Open The Creation, In America, or Himalayan Pilgrimage, and you see images which resonate perhaps more than any others you have seen that year or that day. Moving his camera with the subject, Haas’ motion studies of the ballet and of horses are the classics that define the technique. And his close-ups of blades of grass, leaves, sulfur pools in Yellowstone, and peeling paint and posters defy categorization. The words of William Blake immediately come to mind:
To see a world in a grain of sand, And a heaven in a wild flower,
Hold infinity in the palm of your hand, And eternity in an hour.
In the early 1990s, I got an excited call from photographer Peter B. Kaplan, saying he had just seen an exhibit of Ernst’s work at the Howard Greenberg Gallery, which at that time was in Soho. The world was different then. Photography was different then. Ernst worked with little equipment, often preferring a simple satchel or a soft messenger bag for his camera. As I looked at the images on the walls, I felt the need that Peter had expressed to me, the need to call a friend. And I did. And he came, and we talked, and we looked.
Talking with photographer Arthur Meyerson, who also attended the famous 1984 Japan workshop, his carefully chosen words reflect the wonder and awe most photographers feel when viewing Haas' images. In discussions about Haas there is always a constant — an acknowledged point in the universe where time stops, and beyond which light will not pass. There is an audible drop in the voice, a reverence to the name “Ernst,” and it is silly, because if anything, Ernst would be embarrassed and have nothing of it.
When I first came to New York, I called Ernst and he answered, and I quietly explained that I was a photographer, and as I hung up the phone I could still hear his voice saying “Come by at six.” Six for Ernst was 6 am. In those days, he lived above a garish lingerie store on Seventh Avenue. The next morning I timidly knocked on his door, and for an hour we talked about photography and about my work. He asked if I painted and I said “No...I don’t know how to paint."

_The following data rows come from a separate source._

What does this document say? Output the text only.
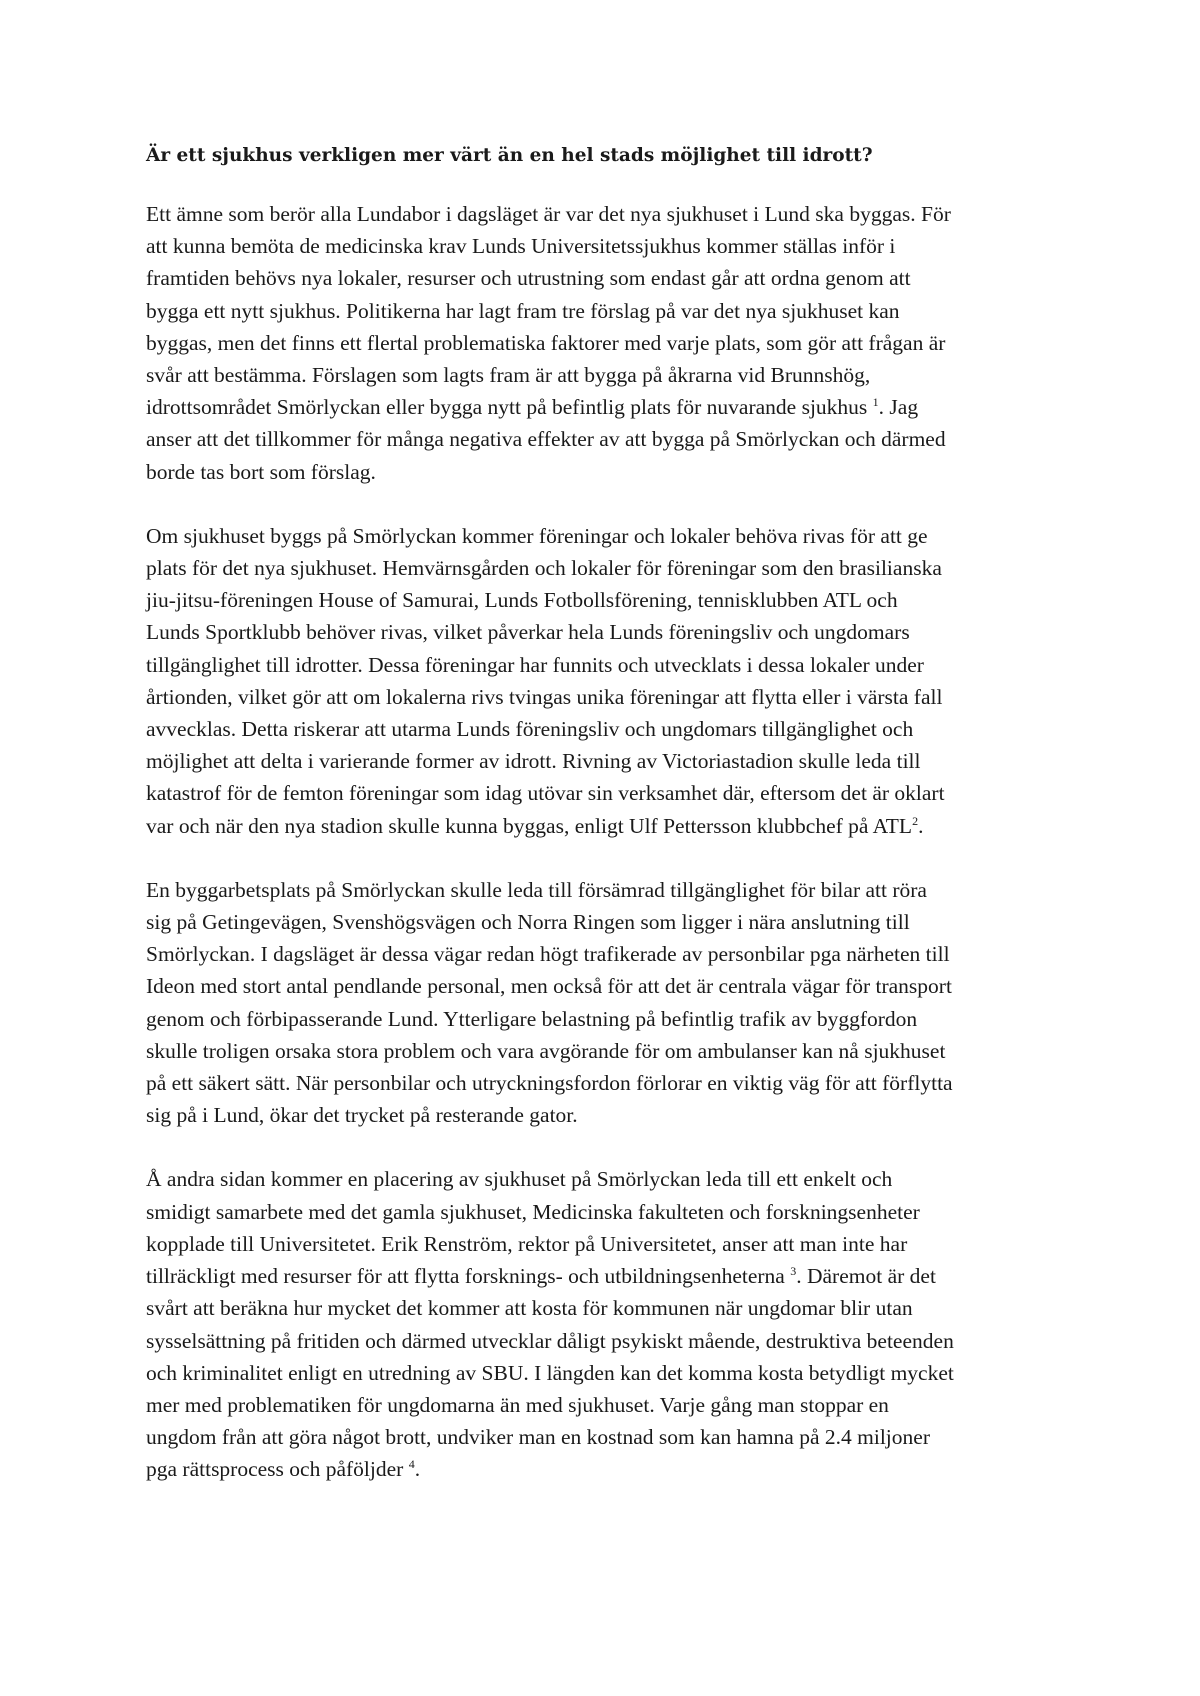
Är ett sjukhus verkligen mer värt än en hel stads möjlighet till idrott?
Ett ämne som berör alla Lundabor i dagsläget är var det nya sjukhuset i Lund ska byggas. För
att kunna bemöta de medicinska krav Lunds Universitetssjukhus kommer ställas inför i
framtiden behövs nya lokaler, resurser och utrustning som endast går att ordna genom att
bygga ett nytt sjukhus. Politikerna har lagt fram tre förslag på var det nya sjukhuset kan
byggas, men det finns ett flertal problematiska faktorer med varje plats, som gör att frågan är
svår att bestämma. Förslagen som lagts fram är att bygga på åkrarna vid Brunnshög,
idrottsområdet Smörlyckan eller bygga nytt på befintlig plats för nuvarande sjukhus $^1$. Jag
anser att det tillkommer för många negativa effekter av att bygga på Smörlyckan och därmed
borde tas bort som förslag.
Om sjukhuset byggs på Smörlyckan kommer föreningar och lokaler behöva rivas för att ge
plats för det nya sjukhuset. Hemvärnsgården och lokaler för föreningar som den brasilianska
jiu-jitsu-föreningen House of Samurai, Lunds Fotbollsförening, tennisklubben ATL och
Lunds Sportklubb behöver rivas, vilket påverkar hela Lunds föreningsliv och ungdomars
tillgänglighet till idrotter. Dessa föreningar har funnits och utvecklats i dessa lokaler under
årtionden, vilket gör att om lokalerna rivs tvingas unika föreningar att flytta eller i värsta fall
avvecklas. Detta riskerar att utarma Lunds föreningsliv och ungdomars tillgänglighet och
möjlighet att delta i varierande former av idrott. Rivning av Victoriastadion skulle leda till
katastrof för de femton föreningar som idag utövar sin verksamhet där, eftersom det är oklart
var och när den nya stadion skulle kunna byggas, enligt Ulf Pettersson klubbchef på ATL$^2$.
En byggarbetsplats på Smörlyckan skulle leda till försämrad tillgänglighet för bilar att röra
sig på Getingevägen, Svenshögsvägen och Norra Ringen som ligger i nära anslutning till
Smörlyckan. I dagsläget är dessa vägar redan högt trafikerade av personbilar pga närheten till
Ideon med stort antal pendlande personal, men också för att det är centrala vägar för transport
genom och förbipasserande Lund. Ytterligare belastning på befintlig trafik av byggfordon
skulle troligen orsaka stora problem och vara avgörande för om ambulanser kan nå sjukhuset
på ett säkert sätt. När personbilar och utryckningsfordon förlorar en viktig väg för att förflytta
sig på i Lund, ökar det trycket på resterande gator.
Å andra sidan kommer en placering av sjukhuset på Smörlyckan leda till ett enkelt och
smidigt samarbete med det gamla sjukhuset, Medicinska fakulteten och forskningsenheter
kopplade till Universitetet. Erik Renström, rektor på Universitetet, anser att man inte har
tillräckligt med resurser för att flytta forsknings- och utbildningsenheterna $^3$. Däremot är det
svårt att beräkna hur mycket det kommer att kosta för kommunen när ungdomar blir utan
sysselsättning på fritiden och därmed utvecklar dåligt psykiskt mående, destruktiva beteenden
och kriminalitet enligt en utredning av SBU. I längden kan det komma kosta betydligt mycket
mer med problematiken för ungdomarna än med sjukhuset. Varje gång man stoppar en
ungdom från att göra något brott, undviker man en kostnad som kan hamna på 2.4 miljoner
pga rättsprocess och påföljder $^4$.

Haas immediately said, “You don’t need to know how to paint in order to paint.” And he smiled. There was an intense alacrity in the way he said it, and with an arch of his eyebrow, I knew it was said without any hint of being specious. As photographers we are humbled by Haas‘ images. As dreamers we dream. We know we have stepped into another world that defies the boundaries of seeing, and speaks to us with an uncompromised vision.
In 1949, Haas wrote a letter to Life magazine, turning down a staff position. Though he would later enjoy the success and exposure of having many photographs and essays published in Life, the innocence of this letter reveals his singular sense of who he was and who he wanted to be:
"I believe in the end-success of a man’s work...aware of the connection in life between our earth and the cosmos; a person able to understand the mistakes, and to admire the achievements, of other people… I have always felt better taking a risk rather than an easier route, for what I believe in. I am young enough to do that and I am full of energy and hope to reach my goal. I prefer to be noticed, some day, first for my ideas and second for my good eye… Maybe you will think I have not got my two feet quite on the ground...What I want is to stay free, so that I can carry out my ideas…I don’t think there are many editors who could give me the assignments I give myself."